Single-party control of U.S. Congress, presidency less common than it used to be

How we did this

The current Senate is notable because it is evenly split between Democrats and Republicans, giving Democrats narrow control of the chamber (with Vice President Kamala Harris’ vote breaking any ties).

Although a single party in charge in Washington is common at the beginning of a new president’s term, there has only been one presidency since 1969 where control has lasted beyond the following midterm election. That was during Democratic President Jimmy Carter’s one term in office, when Democrats retained leadership of the House and Senate in both the 95th and the 96th Congress (1977-1978 and 1979-1980). Republican George W. Bush also enjoyed single-party control for several years (during the 108th and 109th Congress, spanning 2003-2006), but not at the beginning of his tenure.

Republican Donald Trump (2017) and Democrats Barack Obama (2009) and Bill Clinton (1993) all entered office with the House and Senate led by their respective party. In each of these presidencies, at least one chamber flipped in the following election. For example, during the 1994 midterms following Clinton’s election, both houses switched from a Democratic to Republican majority.

Between the turn of the century and the 1970s, one-party control of the legislative and executive branches often lasted several consecutive congressional sessions. The longest such stretch lasted nearly 26 years. Republicans led all three from March 1921 to March 1933, when Democrats took over and maintained power until January 1947.

Since then, the longest period of leadership for any one party has been eight years, when Democrats maintained one-party control from the beginning of President John F. Kennedy’s term (87th Congress of 1961-1962) to the end of Lyndon B. Johnson’s (90th Congress of 1967-1968).
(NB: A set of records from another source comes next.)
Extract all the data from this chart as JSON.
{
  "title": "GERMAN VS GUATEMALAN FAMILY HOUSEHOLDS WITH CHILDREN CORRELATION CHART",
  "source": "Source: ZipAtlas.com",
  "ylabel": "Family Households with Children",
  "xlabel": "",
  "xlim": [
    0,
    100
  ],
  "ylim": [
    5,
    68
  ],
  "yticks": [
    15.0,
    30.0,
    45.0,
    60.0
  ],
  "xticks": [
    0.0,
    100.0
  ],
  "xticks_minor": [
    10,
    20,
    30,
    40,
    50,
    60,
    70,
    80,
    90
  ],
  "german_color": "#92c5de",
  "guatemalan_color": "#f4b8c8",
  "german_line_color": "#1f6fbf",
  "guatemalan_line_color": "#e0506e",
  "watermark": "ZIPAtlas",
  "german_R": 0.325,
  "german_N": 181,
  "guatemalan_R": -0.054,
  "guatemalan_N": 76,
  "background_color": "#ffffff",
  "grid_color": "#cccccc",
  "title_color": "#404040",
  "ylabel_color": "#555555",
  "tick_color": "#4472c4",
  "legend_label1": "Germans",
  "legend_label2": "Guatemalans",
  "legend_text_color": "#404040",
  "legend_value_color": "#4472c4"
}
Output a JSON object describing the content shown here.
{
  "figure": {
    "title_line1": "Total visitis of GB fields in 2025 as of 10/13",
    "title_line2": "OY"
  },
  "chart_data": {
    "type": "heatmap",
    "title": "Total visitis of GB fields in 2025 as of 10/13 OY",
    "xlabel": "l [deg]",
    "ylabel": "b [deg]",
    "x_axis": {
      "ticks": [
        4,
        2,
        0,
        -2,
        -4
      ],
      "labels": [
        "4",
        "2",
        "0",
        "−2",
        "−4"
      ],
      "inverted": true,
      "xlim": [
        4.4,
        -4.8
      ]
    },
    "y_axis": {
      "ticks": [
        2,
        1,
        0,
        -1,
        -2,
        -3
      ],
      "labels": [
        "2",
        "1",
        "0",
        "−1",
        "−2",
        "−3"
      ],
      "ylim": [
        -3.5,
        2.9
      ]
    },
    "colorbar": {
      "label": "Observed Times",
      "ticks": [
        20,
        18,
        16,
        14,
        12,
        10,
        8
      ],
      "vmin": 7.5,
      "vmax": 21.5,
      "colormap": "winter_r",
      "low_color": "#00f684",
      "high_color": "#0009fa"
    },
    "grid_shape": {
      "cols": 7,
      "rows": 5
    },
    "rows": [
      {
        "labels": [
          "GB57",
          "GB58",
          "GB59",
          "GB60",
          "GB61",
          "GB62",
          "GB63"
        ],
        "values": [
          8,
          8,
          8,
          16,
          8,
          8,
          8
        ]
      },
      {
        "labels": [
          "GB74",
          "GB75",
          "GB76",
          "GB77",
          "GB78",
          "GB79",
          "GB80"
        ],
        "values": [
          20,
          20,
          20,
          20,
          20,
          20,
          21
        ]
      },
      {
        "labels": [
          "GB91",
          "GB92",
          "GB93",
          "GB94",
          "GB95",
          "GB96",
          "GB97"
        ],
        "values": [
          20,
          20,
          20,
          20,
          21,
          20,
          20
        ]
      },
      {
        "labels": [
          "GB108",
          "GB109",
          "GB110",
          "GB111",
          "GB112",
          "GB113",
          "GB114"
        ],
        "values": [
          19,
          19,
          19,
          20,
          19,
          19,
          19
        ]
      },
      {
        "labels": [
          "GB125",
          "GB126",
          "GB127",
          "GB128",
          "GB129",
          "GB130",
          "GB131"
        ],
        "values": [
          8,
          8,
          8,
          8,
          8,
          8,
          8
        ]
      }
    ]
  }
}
In the 27 congressional sessions following Johnson’s presidency, one-party control has existed for just eight total sessions.

Single-party control of Congress typically hasn’t led to an increase in legislative productivity

During at least the last 16 congressional sessions, starting with the 101st Congress (1989-1990), single-party dominance in Washington hasn’t necessarily corresponded with high levels of legislative productivity, as measured by a Pew Research Center analysis of “substantive” legislation passed in each Congress. (Our analysis defines substantive legislation as legislation that changed written law, spent money or established policy, no matter how minor.)

In that more than three-decade span, four of the five most productive sessions occurred during periods of divided government. The three sessions with the highest legislative productivity rates – when between 80% and 89% of the bills passed were substantive – all occurred during divided government under the Clinton administration. During the 108th Congress (2003-2004), the most productive session under unified control, about three-quarters (74%) of legislation passed was substantive.